In an effort to make production more efficient, Gorbachev introduced partial bans on alcohol between 1985 and 1987, raising prices and restricting its sale. This move dealt a heavy blow to the state budget, since alcohol revenues were surpassed only by those from oil. It dealt a more devastating blow still to millions of heavy Soviet drinkers. These were disproportionately male workers who felt secure enough in their employment and drank on the job until the new laws made such behaviour a prosecutable offence. The desperate search for an alternative to cheap vodka—in perfume or liquid cleaners—was fatal for many.
Gorbachev sought to inject new energy into a system that had, in Stalin’s time and even after, depended on force and fear to function with even minimal efficiency. As a result of the exigencies of the arms race, that system was now skewed to military production and heavy industry, leaving consumer industries without the managerial or intellectual talent or the material resources needed to function properly. Coercion, it turned out, was what had kept the Soviet show on the road. The big enterprise bosses were now so absorbed with making money that they were unable to make the new system work for the country rather than themselves. In the absence of state coercion, a creaking and barely workable system creaked more loudly and much less workably.
Mikhail Gorbachev was a man who, unusually for a high-ranking communist, clove to an ideal version of socialism and expected his vision to be generally shared, beyond the circle of his fellow idealists. He generally recoiled from deadly force, though it was used against demonstrators in Lithuania and Georgia, two of the Soviet states most impatient for independence. He refused to believe that nationalism in the 15 states of the Soviet Union remained a serious force. One of the bitterest passages towards the end of his period in power was his concession of independence for all states.
Most in the West saw the Soviet Union as a repressive monster of a state, and so it was. But its fragmentation would probably have been better handled by a more cold-eyed leader than Gorbachev—someone capable of limiting freedoms even as he conceded them. The power of the Communist Party needed to be retained for an indeterminate time, at least while a new generation of workers and managers was raised and rewarded by the success of their work. This might have allowed Soviet states to enjoy freedom of policy and action that stopped short of secession. It would have been an extraordinary feat. The Chinese communists have achieved some of this, developing highly efficient centres of production and greatly decreasing poverty, but only by presiding over an increasingly repressive state apparatus.
Gorbachev did usher in precious freedoms, which survived through Boris Yeltsin’s decade of chaotic marketisation and the vast enrichment of a few canny operators. But as Vladimir Putin’s rule becomes more and more despotic, the true price of a disorganised unshackling has become apparent. Tyranny, we now know, is seldom overthrown in a flash of joyous liberation.

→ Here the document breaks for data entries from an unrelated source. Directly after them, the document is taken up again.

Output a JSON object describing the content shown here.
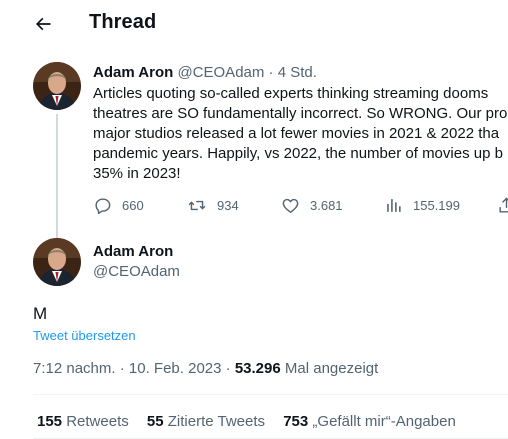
{
  "header": {
    "title": "Thread"
  },
  "parent_tweet": {
    "name": "Adam Aron",
    "handle": "@CEOAdam",
    "separator": "·",
    "time": "4 Std.",
    "text_lines": [
      "Articles quoting so-called experts thinking streaming dooms",
      "theatres are SO fundamentally incorrect. So WRONG. Our pro",
      "major studios released a lot fewer movies in 2021 & 2022 tha",
      "pandemic years. Happily, vs 2022, the number of movies up b",
      "35% in 2023!"
    ],
    "actions": {
      "replies": "660",
      "retweets": "934",
      "likes": "3.681",
      "views": "155.199"
    }
  },
  "main_tweet": {
    "name": "Adam Aron",
    "handle": "@CEOAdam",
    "text": "M",
    "translate_label": "Tweet übersetzen",
    "time": "7:12 nachm.",
    "separator": "·",
    "date": "10. Feb. 2023",
    "views_count": "53.296",
    "views_label": "Mal angezeigt",
    "stats": {
      "retweets_count": "155",
      "retweets_label": "Retweets",
      "quotes_count": "55",
      "quotes_label": "Zitierte Tweets",
      "likes_count": "753",
      "likes_label": "„Gefällt mir“-Angaben"
    }
  },
  "colors": {
    "text": "#0f1419",
    "muted": "#536471",
    "link": "#1d9bf0",
    "divider": "#eff3f4",
    "thread_line": "#cfd9de"
  },
  "icons": [
    "back-arrow-icon",
    "reply-icon",
    "retweet-icon",
    "like-icon",
    "views-icon",
    "share-icon"
  ]
}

That was not how freedom was won in Western democratic states, where emancipation took centuries. And it rarely resulted from a straight line of incremental improvement; it was produced instead by a series of advances and retreats. Today, Russia has slumped into deeper subjugation, and has blundered into a more dangerous conflict than at any time since the 1930s. Gorbachev, for all of his liberality, charm, and good intentions, must be held partly responsible for that development if we are to learn from the past.